Whaaaaat! You’re right. Why can I see them now but I couldn’t a few months ago?
Well, this year Google finally decoupled emoji updates from operating system updates. That means YOU get an emoji and YOU get an emoji and YOU get an emoji!
What does “decoupled” emoji updates mean?
It basically means emoji can be updated on your phone or your computer without you updating your operating system. As of this month, all apps that use Appcompat (a tool that enables Android apps to be compatible with several Android versions)will automatically get the latest and greatest emoji so you can send and receive emoji even if you don’t have the newest phone. And this will work across Google: All 3,366 emoji will now appear in Gmail, on Chrome OS and lots of other places when people send them to you. Apps that make their own emoji rather than defaulting on the operating system may find themselves falling behind as taking on the responsibility of maintaining and distributing emoji is a lot of work. This is why we’re so thrilled to see Google rely on Noto Emoji so everyone can get the latest emoji quickly.
Since you mentioned Gmail being an early emoji adopter, it makes me wonder…how old are emoji? Where do they come from?
A volunteer-based organization called the Unicode Consortium digitizes the world’s languages. They’re the reason why when you send Hindi from one computer the computer on the other end can render it in Hindi. In their mission to ensure different platforms and operating systems can work together, they standardize the underlying technology that Google, Apple, Twitter and others use to render their emoji fonts.
You see, emoji are a font. That’s right. A font. I know.

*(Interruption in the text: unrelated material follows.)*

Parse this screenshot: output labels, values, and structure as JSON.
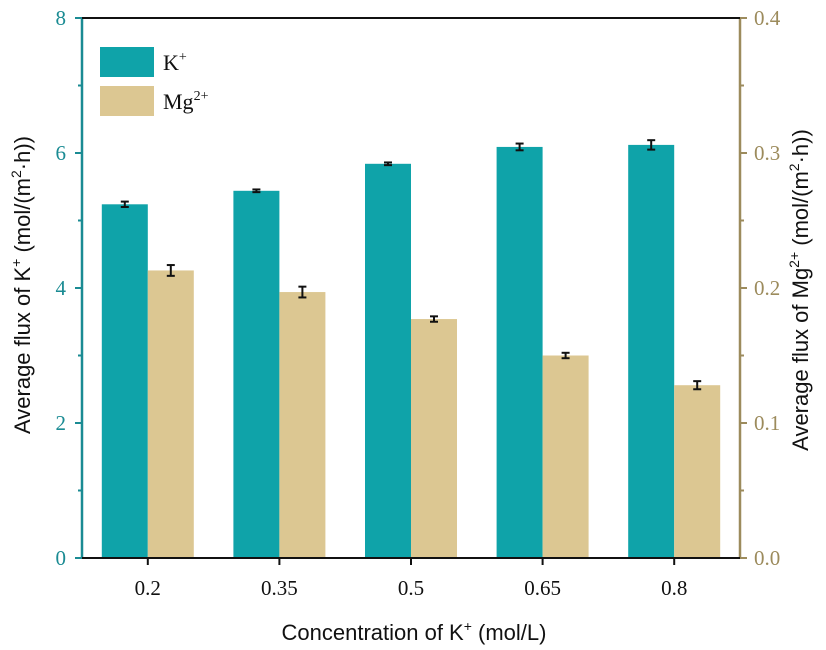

They look like tiny pictures but they operate the same way any other letter of the alphabet does when it enters our digital realm.
Like the letter A (U+0041) or the letter अ (U+0905), each emoji is assigned a code point (for instance, 😤 is U+1F624) by the Unicode Consortium. (Some emoji contain multiple code points — I’m generalizing a bit! Don’t tell the Unicode Consortium.) Point being: Emoji are a font and like fonts, some emoji on iPhones look different than they do on Pixel phones.
A variety of the new emoji designs that are now visible across Google products including Gmail, Google Chat, YouTube Live Chat and Chrome OS.
So, the Unicode Consortium makes fonts?
No, they manage a universal character encoding set that written languages map to. Google’s Noto project is a global font project to support those existing scripts and languages. Google uses Noto Emoji and provides resources to ensure your emoji render on Android and in desktop environments including metadata like iconography and shortcodes too! All Google chat products now support this.
We’re also working on ways for you to download or embed Noto Emoji into your website of choice via fonts.google.com. So, stay tuned 😉.
Emoji are a font. Black boxes are tofus. The more you know! I guess I have one final question: Now that I can send (and see!) the melting face emoji, will it look identical no matter who I send it to?
Well, every emoji font has its own flavor. Some of these design variations are minor and you might not even notice them. With others, primarily the smilies (😆🤣🥲), the details really matter — people are hardwired to read micro-expressions! The last thing anyone wants is an emoji you see as a smile and someone else sees as a downward smirk — it can ruin friendships! Fortunately, over the past three years designs have converged, so there’s less chance of being misunderstood 🌈.